Do you think of pro wrestling as a safe space? What is it doing right for you?
Yes, as long as everyone’s treated with respect and there’s a harmonious relationship between athletes, crew members, and the audience. Pro wrestling has given me the platform to share my advocacy for LGBTQIA+ rights and share my story that can hopefully inspire others to come out, be true to themselves, and be proud of who they really are.
Do you think it would’ve been easy for another athlete in another sport to be openly gay?
It depends on a few factors such as their upbringing, the environment they live in, their support system, and their own perception. If these factors have already resulted in a negative impression or impact on a gay person, then it might be difficult for them to be openly gay in pretty much anything. However, if their will and faith are strong enough to withstand all the adversities in life, they should be able to power through it all and live life the way they truly want to.
Do you think being open about one’s sexuality matters in sports? Do you believe it makes any difference for LGBTQIA+ athletes?
Yes, it does matter because it’s a sign of respect and equality, and it makes a huge difference in our profession whether as an athlete or as a police officer or as a government official. There’s nothing more we want than to be accepted and be treated as equals.
How would you rate Philippine society when it comes to accepting the LGBTQIA+ community?
Our society is still not as accepting of the LGBTQIA+ community as some Western countries are. The fight for gay rights is still on. However, I can say that we have already gone a long way. We now have a transgender congresswoman, transgender police officers, gay TV hosts/actors, bisexual government officials, and the list goes on. We didn’t have them in the past, but now we do and they are all making headlines in their respective field of expertise.
How do you deal with discrimination?
I defend myself as much as I can, especially when I know I’m right. I don’t let anyone look down on me and while I’m at it, I also try to make the other party understand where I’m coming from and the impact of discrimination in our society.
What do you think sports, whether local or international, still needs to do in order to be more inclusive?
They have to be more open to cultural, gender, and sexual diversity, promote equality, and cultivate healthy competition.
What do you think fans still need to do in order to be more inclusive?
They also have to be open to cultural, gender, and sexual diversity.

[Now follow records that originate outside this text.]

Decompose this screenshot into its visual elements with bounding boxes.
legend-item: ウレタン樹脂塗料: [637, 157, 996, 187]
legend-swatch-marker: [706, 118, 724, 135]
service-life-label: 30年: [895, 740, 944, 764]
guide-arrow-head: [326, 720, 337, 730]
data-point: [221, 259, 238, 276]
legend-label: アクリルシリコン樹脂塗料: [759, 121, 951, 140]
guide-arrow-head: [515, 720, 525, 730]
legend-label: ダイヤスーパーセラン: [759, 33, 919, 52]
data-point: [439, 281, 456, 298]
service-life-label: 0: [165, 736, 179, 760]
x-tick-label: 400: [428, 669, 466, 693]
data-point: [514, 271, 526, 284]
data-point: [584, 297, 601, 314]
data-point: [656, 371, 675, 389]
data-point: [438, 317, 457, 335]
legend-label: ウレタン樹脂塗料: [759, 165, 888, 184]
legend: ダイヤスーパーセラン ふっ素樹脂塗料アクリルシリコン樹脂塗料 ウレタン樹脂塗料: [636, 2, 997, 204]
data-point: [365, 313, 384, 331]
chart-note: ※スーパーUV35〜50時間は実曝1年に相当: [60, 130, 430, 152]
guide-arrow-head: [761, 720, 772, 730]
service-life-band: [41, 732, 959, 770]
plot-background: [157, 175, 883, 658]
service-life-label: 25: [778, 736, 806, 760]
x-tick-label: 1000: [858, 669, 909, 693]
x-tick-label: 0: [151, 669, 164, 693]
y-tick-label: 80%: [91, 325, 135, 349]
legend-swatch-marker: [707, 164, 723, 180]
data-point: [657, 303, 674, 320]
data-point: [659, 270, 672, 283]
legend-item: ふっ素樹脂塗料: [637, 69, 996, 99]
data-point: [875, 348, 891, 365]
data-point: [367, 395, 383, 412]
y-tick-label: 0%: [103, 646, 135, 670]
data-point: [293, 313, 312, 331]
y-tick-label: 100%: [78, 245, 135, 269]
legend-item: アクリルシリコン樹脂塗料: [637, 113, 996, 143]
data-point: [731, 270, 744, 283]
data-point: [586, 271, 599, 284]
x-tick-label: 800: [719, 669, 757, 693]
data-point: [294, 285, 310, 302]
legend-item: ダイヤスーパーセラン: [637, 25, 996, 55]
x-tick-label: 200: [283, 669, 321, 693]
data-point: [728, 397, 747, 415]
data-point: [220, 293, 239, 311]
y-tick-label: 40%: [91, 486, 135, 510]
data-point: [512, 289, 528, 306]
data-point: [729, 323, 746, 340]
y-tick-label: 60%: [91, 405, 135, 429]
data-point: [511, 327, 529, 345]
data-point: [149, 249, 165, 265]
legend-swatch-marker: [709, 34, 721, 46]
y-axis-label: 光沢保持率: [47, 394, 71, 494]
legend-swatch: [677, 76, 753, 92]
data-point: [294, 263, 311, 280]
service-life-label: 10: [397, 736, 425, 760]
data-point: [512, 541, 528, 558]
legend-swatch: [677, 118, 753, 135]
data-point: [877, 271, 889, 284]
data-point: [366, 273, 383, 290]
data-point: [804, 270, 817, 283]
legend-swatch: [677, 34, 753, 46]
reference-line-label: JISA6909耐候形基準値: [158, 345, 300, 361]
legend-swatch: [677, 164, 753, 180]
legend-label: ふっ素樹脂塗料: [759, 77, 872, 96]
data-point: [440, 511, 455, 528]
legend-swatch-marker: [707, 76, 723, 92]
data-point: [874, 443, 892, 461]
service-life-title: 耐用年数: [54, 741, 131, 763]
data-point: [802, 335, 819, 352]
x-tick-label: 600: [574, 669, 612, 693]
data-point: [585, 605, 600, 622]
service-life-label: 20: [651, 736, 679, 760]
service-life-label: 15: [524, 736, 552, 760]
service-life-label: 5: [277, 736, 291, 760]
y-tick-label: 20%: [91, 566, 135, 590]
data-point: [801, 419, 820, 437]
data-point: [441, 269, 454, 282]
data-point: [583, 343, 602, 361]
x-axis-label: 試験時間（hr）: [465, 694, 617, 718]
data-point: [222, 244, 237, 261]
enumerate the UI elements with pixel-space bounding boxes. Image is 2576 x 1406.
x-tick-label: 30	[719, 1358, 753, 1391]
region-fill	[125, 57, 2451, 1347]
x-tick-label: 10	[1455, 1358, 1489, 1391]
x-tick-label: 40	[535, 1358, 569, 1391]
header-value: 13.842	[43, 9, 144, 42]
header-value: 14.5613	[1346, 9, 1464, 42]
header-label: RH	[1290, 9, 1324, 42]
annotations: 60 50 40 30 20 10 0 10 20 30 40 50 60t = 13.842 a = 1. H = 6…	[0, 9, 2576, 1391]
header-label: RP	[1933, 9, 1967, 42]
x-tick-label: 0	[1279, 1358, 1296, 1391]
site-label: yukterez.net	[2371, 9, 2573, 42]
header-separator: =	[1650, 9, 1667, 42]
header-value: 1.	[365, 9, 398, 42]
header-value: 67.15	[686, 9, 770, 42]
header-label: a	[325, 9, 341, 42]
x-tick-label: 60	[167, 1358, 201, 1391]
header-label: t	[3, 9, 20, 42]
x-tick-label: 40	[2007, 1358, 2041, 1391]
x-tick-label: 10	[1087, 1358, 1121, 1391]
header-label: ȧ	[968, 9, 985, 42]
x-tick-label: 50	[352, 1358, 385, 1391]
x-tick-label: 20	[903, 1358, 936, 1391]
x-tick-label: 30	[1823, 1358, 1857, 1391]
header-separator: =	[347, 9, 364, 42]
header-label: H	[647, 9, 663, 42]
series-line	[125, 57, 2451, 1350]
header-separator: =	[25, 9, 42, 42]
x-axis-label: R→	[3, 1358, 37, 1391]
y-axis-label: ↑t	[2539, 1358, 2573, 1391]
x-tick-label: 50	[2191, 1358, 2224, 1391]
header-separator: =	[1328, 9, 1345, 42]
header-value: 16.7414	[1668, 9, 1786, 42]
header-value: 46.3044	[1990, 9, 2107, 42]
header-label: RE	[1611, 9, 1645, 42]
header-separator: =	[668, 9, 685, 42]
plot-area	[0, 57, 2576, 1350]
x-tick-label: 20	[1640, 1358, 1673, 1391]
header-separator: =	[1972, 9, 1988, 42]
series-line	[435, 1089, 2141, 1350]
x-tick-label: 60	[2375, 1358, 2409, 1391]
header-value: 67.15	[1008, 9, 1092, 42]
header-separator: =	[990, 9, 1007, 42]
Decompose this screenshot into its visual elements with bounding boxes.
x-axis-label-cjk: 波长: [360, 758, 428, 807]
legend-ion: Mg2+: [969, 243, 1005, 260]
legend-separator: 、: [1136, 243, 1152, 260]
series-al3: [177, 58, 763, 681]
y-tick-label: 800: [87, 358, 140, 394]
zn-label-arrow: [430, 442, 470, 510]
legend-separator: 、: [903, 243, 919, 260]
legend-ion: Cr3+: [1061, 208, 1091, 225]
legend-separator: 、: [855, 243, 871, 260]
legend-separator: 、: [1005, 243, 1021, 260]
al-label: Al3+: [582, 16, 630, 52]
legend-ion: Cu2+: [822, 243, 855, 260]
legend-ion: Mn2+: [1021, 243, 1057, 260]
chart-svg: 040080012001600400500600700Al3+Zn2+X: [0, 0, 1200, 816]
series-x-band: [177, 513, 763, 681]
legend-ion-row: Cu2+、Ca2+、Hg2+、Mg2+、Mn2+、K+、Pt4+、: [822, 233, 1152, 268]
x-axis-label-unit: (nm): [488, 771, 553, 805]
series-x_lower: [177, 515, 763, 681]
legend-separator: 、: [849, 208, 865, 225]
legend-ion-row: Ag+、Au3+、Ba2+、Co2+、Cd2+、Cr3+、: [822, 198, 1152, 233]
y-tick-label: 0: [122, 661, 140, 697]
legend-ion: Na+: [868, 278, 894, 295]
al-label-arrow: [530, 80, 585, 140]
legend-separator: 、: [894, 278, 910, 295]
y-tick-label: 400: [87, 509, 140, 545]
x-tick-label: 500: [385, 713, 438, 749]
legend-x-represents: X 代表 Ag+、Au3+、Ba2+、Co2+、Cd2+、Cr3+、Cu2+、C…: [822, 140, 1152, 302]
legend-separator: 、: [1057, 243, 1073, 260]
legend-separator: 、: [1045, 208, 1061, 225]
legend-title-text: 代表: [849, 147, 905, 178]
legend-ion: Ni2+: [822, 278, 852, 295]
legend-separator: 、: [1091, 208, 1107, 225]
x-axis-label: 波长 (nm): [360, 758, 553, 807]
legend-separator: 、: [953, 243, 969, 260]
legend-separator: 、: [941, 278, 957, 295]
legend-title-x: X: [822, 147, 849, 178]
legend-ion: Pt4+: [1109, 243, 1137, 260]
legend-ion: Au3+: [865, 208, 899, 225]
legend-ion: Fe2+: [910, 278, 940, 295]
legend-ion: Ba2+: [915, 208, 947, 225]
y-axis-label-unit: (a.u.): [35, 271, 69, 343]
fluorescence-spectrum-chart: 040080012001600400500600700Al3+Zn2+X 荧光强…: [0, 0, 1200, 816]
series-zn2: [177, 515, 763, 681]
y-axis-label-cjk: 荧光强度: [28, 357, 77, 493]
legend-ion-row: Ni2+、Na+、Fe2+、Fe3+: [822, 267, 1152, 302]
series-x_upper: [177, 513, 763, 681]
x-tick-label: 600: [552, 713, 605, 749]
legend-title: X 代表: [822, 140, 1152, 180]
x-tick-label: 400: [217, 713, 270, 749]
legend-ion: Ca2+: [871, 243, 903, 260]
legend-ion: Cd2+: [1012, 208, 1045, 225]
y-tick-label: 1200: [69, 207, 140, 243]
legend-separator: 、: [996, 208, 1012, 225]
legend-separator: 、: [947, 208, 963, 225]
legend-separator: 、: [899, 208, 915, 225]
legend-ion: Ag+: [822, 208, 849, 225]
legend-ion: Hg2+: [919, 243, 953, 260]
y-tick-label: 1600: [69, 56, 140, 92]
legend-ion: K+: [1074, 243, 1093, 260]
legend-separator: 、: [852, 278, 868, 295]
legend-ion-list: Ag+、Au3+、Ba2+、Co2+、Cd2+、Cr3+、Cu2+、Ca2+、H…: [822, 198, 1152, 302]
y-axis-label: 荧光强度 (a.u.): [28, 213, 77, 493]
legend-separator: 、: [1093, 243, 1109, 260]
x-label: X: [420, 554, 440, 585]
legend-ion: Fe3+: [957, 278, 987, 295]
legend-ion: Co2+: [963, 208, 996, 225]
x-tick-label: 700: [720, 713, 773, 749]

How do you think people should concretely support an LGBTQIA+ athlete?
Just respect and appreciate what an LGBTQIA+ athlete can really do. Give them a chance and I’m sure you’ll be surprised by their capabilities. We are just like the rest—athletic human beings.
What would you tell your fellow gay athletes going through any struggles?
Be true to yourself. Love yourself. Dream big and work smart. Use your struggles to fuel your success and sprinkle it with passion and enthusiasm. Pay it forward.